Actualmente, las personas migrantes provenientes de fuera del Mercosur ya enfrentan mayores trabas administrativas para obtener la residencia legal. A pesar de que existe un viejo reclamo por igualar las condiciones de acceso a la residencia entre ciudadanos del Mercosur y los de otras regiones.
Vale recordar que la actual Ley de Migraciones ya contempla mecanismos de expulsión, rechaza solicitudes de residencia de personas con antecedentes penales (ningun migrante se puede radicar teniendo antecedentes penales), permite expulsar en frontera a «falsos turistas» y penaliza delitos como la trata de personas o el tráfico de influencias. En otras palabras, el marco normativo ya contiene herramientas suficientes, incluso polémicas, para regular el ingreso y permanencia de extranjeros, por lo cual la necesidad de una reforma a la Ley de Migraciones tiene otras motivaciones, no necesariamente causada por una crisis migratoria.
Entonces, ¿por qué modificarla? La respuesta parece más política que legal: apuntar contra la migración permite desviar la atención del estancamiento económico. La narrativa antiinmigrante, de probado rédito electoral en Europa y Estados Unidos, se transforma en una fórmula utilitaria: convertir a los migrantes en culpables de las frustraciones individuales y colectivas de la recesión económica.

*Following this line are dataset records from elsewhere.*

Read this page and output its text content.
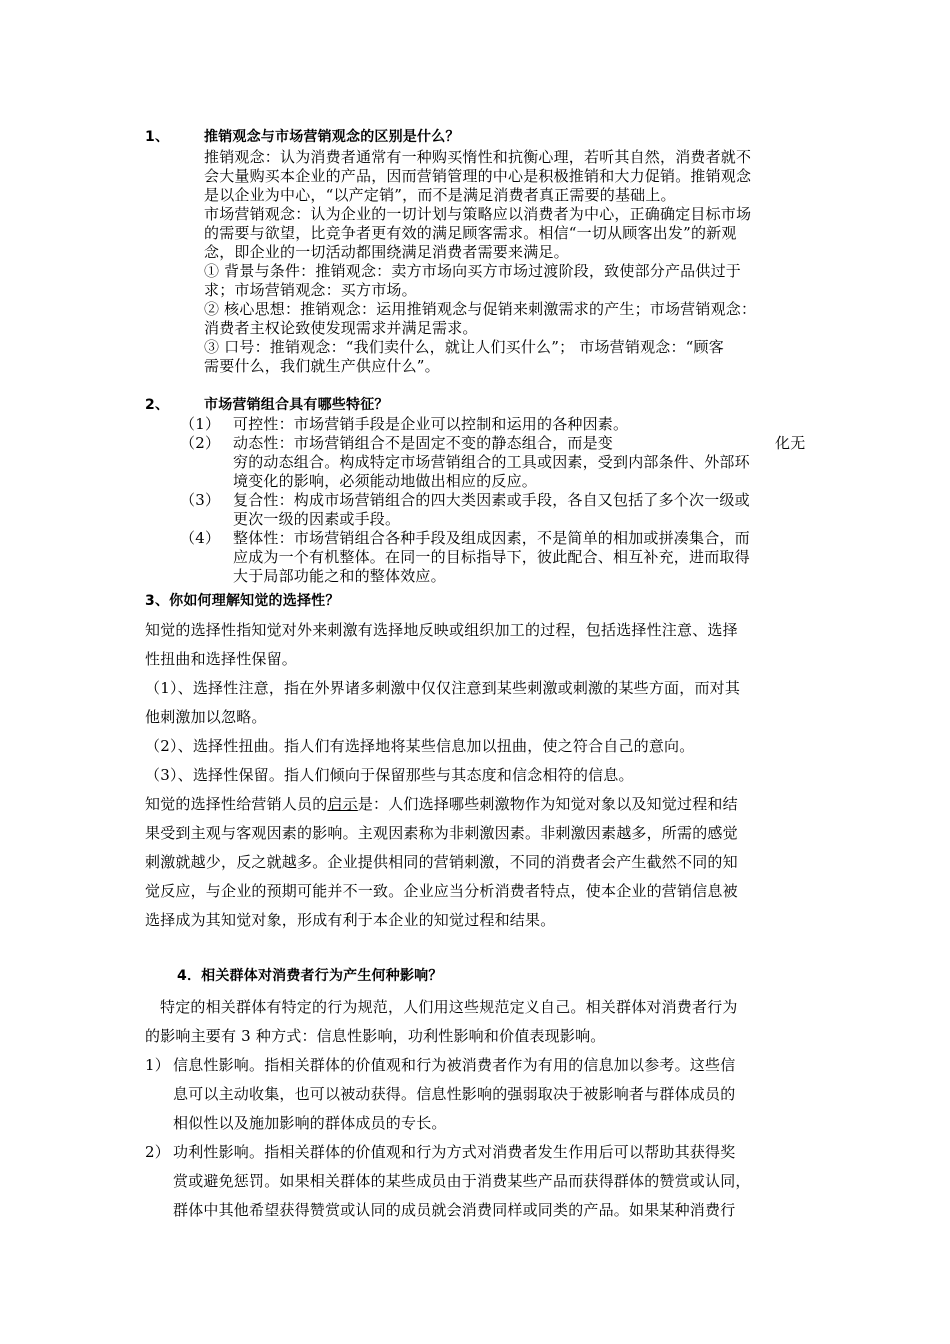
1、 推销观念与市场营销观念的区别是什么？
推销观念：认为消费者通常有一种购买惰性和抗衡心理，若听其自然，消费者就不
会大量购买本企业的产品，因而营销管理的中心是积极推销和大力促销。推销观念
是以企业为中心，“以产定销”，而不是满足消费者真正需要的基础上。
市场营销观念：认为企业的一切计划与策略应以消费者为中心，正确确定目标市场
的需要与欲望，比竞争者更有效的满足顾客需求。相信“一切从顾客出发”的新观
念，即企业的一切活动都围绕满足消费者需要来满足。
① 背景与条件：推销观念：卖方市场向买方市场过渡阶段，致使部分产品供过于
求；市场营销观念：买方市场。
② 核心思想：推销观念：运用推销观念与促销来刺激需求的产生；市场营销观念：
消费者主权论致使发现需求并满足需求。
③ 口号：推销观念：“我们卖什么，就让人们买什么”； 市场营销观念：“顾客
需要什么，我们就生产供应什么”。
2、 市场营销组合具有哪些特征？
（1） 可控性：市场营销手段是企业可以控制和运用的各种因素。
（2） 动态性：市场营销组合不是固定不变的静态组合，而是变	化无
穷的动态组合。构成特定市场营销组合的工具或因素，受到内部条件、外部环
境变化的影响，必须能动地做出相应的反应。
（3） 复合性：构成市场营销组合的四大类因素或手段，各自又包括了多个次一级或
更次一级的因素或手段。
（4） 整体性：市场营销组合各种手段及组成因素，不是简单的相加或拼凑集合，而
应成为一个有机整体。在同一的目标指导下，彼此配合、相互补充，进而取得
大于局部功能之和的整体效应。
3、你如何理解知觉的选择性？
知觉的选择性指知觉对外来刺激有选择地反映或组织加工的过程，包括选择性注意、选择
性扭曲和选择性保留。
（1）、选择性注意，指在外界诸多刺激中仅仅注意到某些刺激或刺激的某些方面，而对其
他刺激加以忽略。
（2）、选择性扭曲。指人们有选择地将某些信息加以扭曲，使之符合自己的意向。
（3）、选择性保留。指人们倾向于保留那些与其态度和信念相符的信息。
知觉的选择性给营销人员的启示是：人们选择哪些刺激物作为知觉对象以及知觉过程和结
果受到主观与客观因素的影响。主观因素称为非刺激因素。非刺激因素越多，所需的感觉
刺激就越少，反之就越多。企业提供相同的营销刺激，不同的消费者会产生截然不同的知
觉反应，与企业的预期可能并不一致。企业应当分析消费者特点，使本企业的营销信息被
选择成为其知觉对象，形成有利于本企业的知觉过程和结果。
4．相关群体对消费者行为产生何种影响？
特定的相关群体有特定的行为规范，人们用这些规范定义自己。相关群体对消费者行为
的影响主要有 3 种方式：信息性影响，功利性影响和价值表现影响。
1） 信息性影响。指相关群体的价值观和行为被消费者作为有用的信息加以参考。这些信
息可以主动收集，也可以被动获得。信息性影响的强弱取决于被影响者与群体成员的
相似性以及施加影响的群体成员的专长。
2） 功利性影响。指相关群体的价值观和行为方式对消费者发生作用后可以帮助其获得奖
赏或避免惩罚。如果相关群体的某些成员由于消费某些产品而获得群体的赞赏或认同，
群体中其他希望获得赞赏或认同的成员就会消费同样或同类的产品。如果某种消费行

Arancelar la salud y la educación no es solo una medida económica; es un gesto ideológico. Es también un capital político que el gobierno busca acumular de cara a las futuras elecciones provinciales y nacionales. Mientras la economía no despega, los casi dos millones de personas migrantes que viven, trabajan y aportan en el país son, una vez más, una variable de ajuste sin costo político.